Every war has them: Tokyo Rose, Lord Haw-Haw. Your side will betray you, your leaders don’t know what they’re doing, come join us on the side of history blah blah blah. They’re part of the propaganda campaign and always will be.

This time around we have social media! And so it starts.

It actually started some time ago. Russian embassies have been shitposting for the past few years. They even hit me with one, but it was two or three years back, and I can’t find it.

This is no surprise.

The US Embassy Kyiv meme has been criticized from several directions. I like it. It’s historically accurate, refutes Putin’s assertion that Ukraine is a creation of Vladimir Lenin, and plays into some of my favorite counterfactuals: What would Russia look like if the Novgorod Republic had taken the lead rather than Muscovy? Or Kyivan Rus? That’s too long ago to work up a counterfactual – too many forking points between here and there – but I do like to think about it.

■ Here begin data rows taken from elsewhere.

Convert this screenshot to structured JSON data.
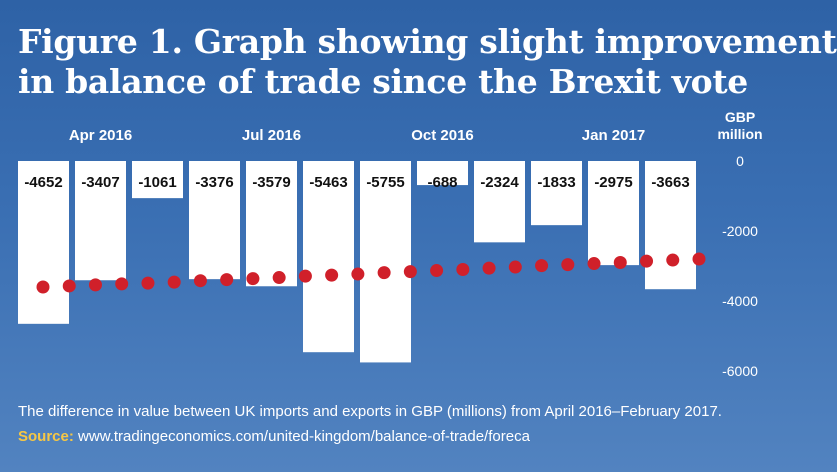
{
  "title": {
    "line1": "Figure 1. Graph showing slight improvement",
    "line2": "in balance of trade since the Brexit vote"
  },
  "caption": "The difference in value between UK imports and exports in GBP (millions) from April 2016–February 2017.",
  "source": {
    "label": "Source:",
    "text": " www.tradingeconomics.com/united-kingdom/balance-of-trade/foreca"
  },
  "chart_data": {
    "type": "bar",
    "unit_label": [
      "GBP",
      "million"
    ],
    "x_tick_labels": [
      "Apr 2016",
      "Jul 2016",
      "Oct 2016",
      "Jan 2017"
    ],
    "values": [
      -4652,
      -3407,
      -1061,
      -3376,
      -3579,
      -5463,
      -5755,
      -688,
      -2324,
      -1833,
      -2975,
      -3663
    ],
    "data_labels": [
      "-4652",
      "-3407",
      "-1061",
      "-3376",
      "-3579",
      "-5463",
      "-5755",
      "-688",
      "-2324",
      "-1833",
      "-2975",
      "-3663"
    ],
    "y_ticks": [
      "0",
      "-2000",
      "-4000",
      "-6000"
    ],
    "ylim": [
      -6000,
      0
    ],
    "trend": {
      "color": "#d0202a",
      "values": [
        -3600,
        -3570,
        -3540,
        -3510,
        -3490,
        -3460,
        -3420,
        -3390,
        -3360,
        -3330,
        -3290,
        -3260,
        -3230,
        -3190,
        -3160,
        -3130,
        -3100,
        -3060,
        -3030,
        -2990,
        -2960,
        -2930,
        -2900,
        -2860,
        -2830,
        -2800
      ]
    },
    "colors": {
      "bar": "#ffffff",
      "text": "#111111",
      "axis_text": "#ffffff"
    }
  }
}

Back in November, deputies in the Ukrainian Rada (parliament) called on Kyiv to begin calling the Russian Federation Muscovy. It was not fully supported by their colleagues.

Many of those opposed to do so say that advocates are drawing on a 2009 book of fiction by amateur historian Volodomyr Bilinsky that argued that Muscovy was not the successor to Kiyevan Rus “but only a typical ulus of the Golden Horde and had nothing in common with the Eastern Slavs.” Many Ukrainians believe that but historians do not.

So Russia might be able to claim that its meme war is completely defensive.